Series of adventures that test the prowess of individual knights. The book demonstrates, for the first time, the impact on Shakespeare's plays, particularly Macbeth, of an earlier way of thinking about the strengths and weaknesses of social customs.Ĭhivalric romances may be regarded from two perspectives, that of the individual and that of society. The book concentrates on single scenes, common to a series of epics, in order to show how nuanced narratives explore the social limits of order, violence, justice, civility, and political conformity in Renaissance masterpieces by Sir Thomas Malory, Matteo Maria Boiardo, Ludovico Ariosto, and Edmund Spenser. Where previous studies have dismissed the convention or conceived it as no more than a heroic test or a common expression of an ideology of court, this study uses the changing legal and cultural conceptions of custom in France, Italy, and England to uncover a broader array of moral issues.
Conceived by Chrétien de Troyes in the twelfth century and widely imitated in medieval French romance, the "custom of the castle" flowered again when Italian and English authors, during the century before Shakespeare's plays and the rise of the novel, adopted this well-known motif to serve serious social purposes. Renaissance romances often include seemingly fantastic stories about castles that impose strange, mostly evil customs on traveling knights and ladies. Translations are my own, except where noted.

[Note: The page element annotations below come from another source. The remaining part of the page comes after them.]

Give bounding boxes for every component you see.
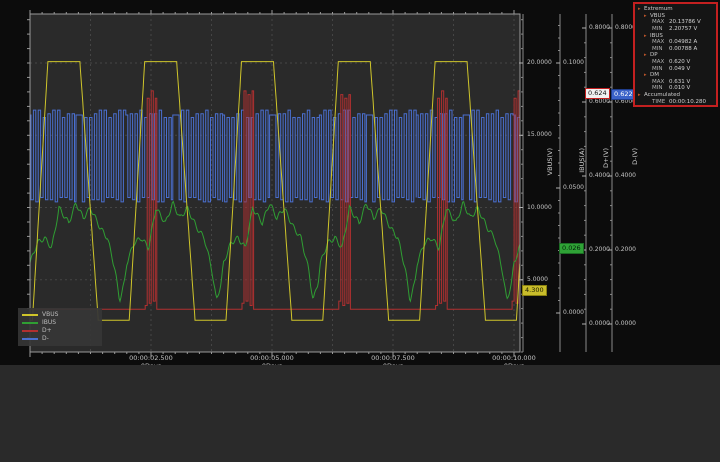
stat-key: MAX [652,19,665,26]
axis-tick-label: 0.0000 [563,309,584,316]
axis-title: D-(V) [631,148,639,165]
tree-group-row[interactable]: ▸ DM [637,72,715,79]
control-strip: Recording conditions Sampling Rate: 10ks… [0,365,720,462]
stat-value: 2.20757 V [669,26,698,33]
axis-tick-label: 0.4000 [589,172,610,179]
tree-value-row: MAX 0.04982 A [637,39,715,46]
axis-tick-label: 0.8000 [589,24,610,31]
extremum-info-panel: ▸ Extremum ▸ VBUS MAX 20.13786 V MIN 2.20757 V ▸… [633,2,718,107]
legend-label: IBUS [42,319,57,326]
tree-group-row[interactable]: ▸ IBUS [637,32,715,39]
axis-tick-label: 0.1000 [563,59,584,66]
legend-color-line [22,330,38,332]
chart-legend: VBUS IBUS D+ D- [18,308,102,346]
stat-key: MIN [652,26,663,33]
stat-value: 20.13786 V [669,19,701,26]
axis-tick-label: 0.2000 [589,246,610,253]
axis-title: VBUS(V) [546,148,554,176]
tree-group-name: Accumulated [644,92,680,99]
axis-value-badge: 0.622 [611,88,636,100]
tree-group-row[interactable]: ▸ VBUS [637,13,715,20]
stat-key: MIN [652,45,663,52]
stat-key: MAX [652,39,665,46]
stat-value: 0.049 V [669,65,691,72]
tree-group-name: IBUS [650,32,663,39]
tree-group-name: DP [650,52,658,59]
axis-title: D+(V) [602,148,610,168]
legend-label: VBUS [42,311,59,318]
axis-tick-label: 15.0000 [527,131,552,139]
usb-power-analyzer-window: 20.0000 15.0000 10.0000 5.0000 VBUS(V) 4.300 0… [0,0,720,462]
legend-item: D- [22,335,98,343]
axis-value-badge: 0.624 [585,88,610,100]
axis-tick-label: 0.2000 [615,246,636,253]
stat-key: MAX [652,59,665,66]
axis-tick-label: 10.0000 [527,203,552,211]
tree-value-row: MIN 2.20757 V [637,26,715,33]
tree-value-row: MAX 0.620 V [637,59,715,66]
tree-value-row: MAX 20.13786 V [637,19,715,26]
axis-tick-label: 0.0000 [589,320,610,327]
legend-label: D+ [42,327,52,334]
legend-item: D+ [22,327,98,335]
tree-value-row: MAX 0.631 V [637,79,715,86]
stat-value: 0.631 V [669,78,691,85]
axis-tick-label: 5.0000 [527,275,548,283]
axis-value-badge: 0.026 [559,243,584,254]
legend-item: IBUS [22,319,98,327]
stat-value: 0.620 V [669,59,691,66]
tree-value-row: MIN 0.00788 A [637,46,715,53]
axis-tick-label: 20.0000 [527,59,552,66]
stat-key: MAX [652,78,665,85]
stat-key: MIN [652,65,663,72]
axis-value-badge: 4.300 [522,284,547,296]
tree-group-name: Extremum [644,6,673,13]
waveform-plot[interactable] [0,0,720,365]
tree-group-row[interactable]: ▸ DP [637,52,715,59]
axis-tick-label: 0.4000 [615,172,636,179]
tree-value-row: MIN 0.049 V [637,65,715,72]
stat-value: 00:00:10.280 [669,98,706,105]
axis-tick-label: 0.0000 [615,320,636,327]
legend-color-line [22,322,38,324]
waveform-chart-area: 20.0000 15.0000 10.0000 5.0000 VBUS(V) 4.300 0… [0,0,720,369]
tree-group-name: VBUS [650,12,666,19]
axis-title: IBUS(A) [578,148,586,173]
tree-group-row[interactable]: ▸ Accumulated [637,92,715,99]
axis-tick-label: 0.0500 [563,184,584,191]
stat-value: 0.010 V [669,85,691,92]
legend-label: D- [42,335,49,342]
tree-value-row: MIN 0.010 V [637,85,715,92]
legend-color-line [22,314,38,316]
legend-color-line [22,338,38,340]
tree-value-row: TIME 00:00:10.280 [637,98,715,105]
stat-value: 0.04982 A [669,39,698,46]
tree-group-row[interactable]: ▸ Extremum [637,6,715,13]
tree-group-name: DM [650,72,659,79]
legend-item: VBUS [22,311,98,319]
stat-key: TIME [652,98,666,105]
stat-value: 0.00788 A [669,45,698,52]
stat-key: MIN [652,85,663,92]
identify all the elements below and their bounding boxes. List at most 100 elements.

The forms Tristram, Isode, Breunor, and Galahalt refer to Malory's work in English. The forms Tristan, Iseut, Brunor, and Galehaut refer to the French texts. I usually cite from the modern version of Malory for the convenience of the reader, but I retain Caxton's spelling of the title Morte Darthur. Blakemore Evans (Boston: Houghton Mifflin, 1974). Unless otherwise noted, all Shakespeare references are to the The Riverside Shakespeare, ed. Le Roman de Perceval ou le come du graal.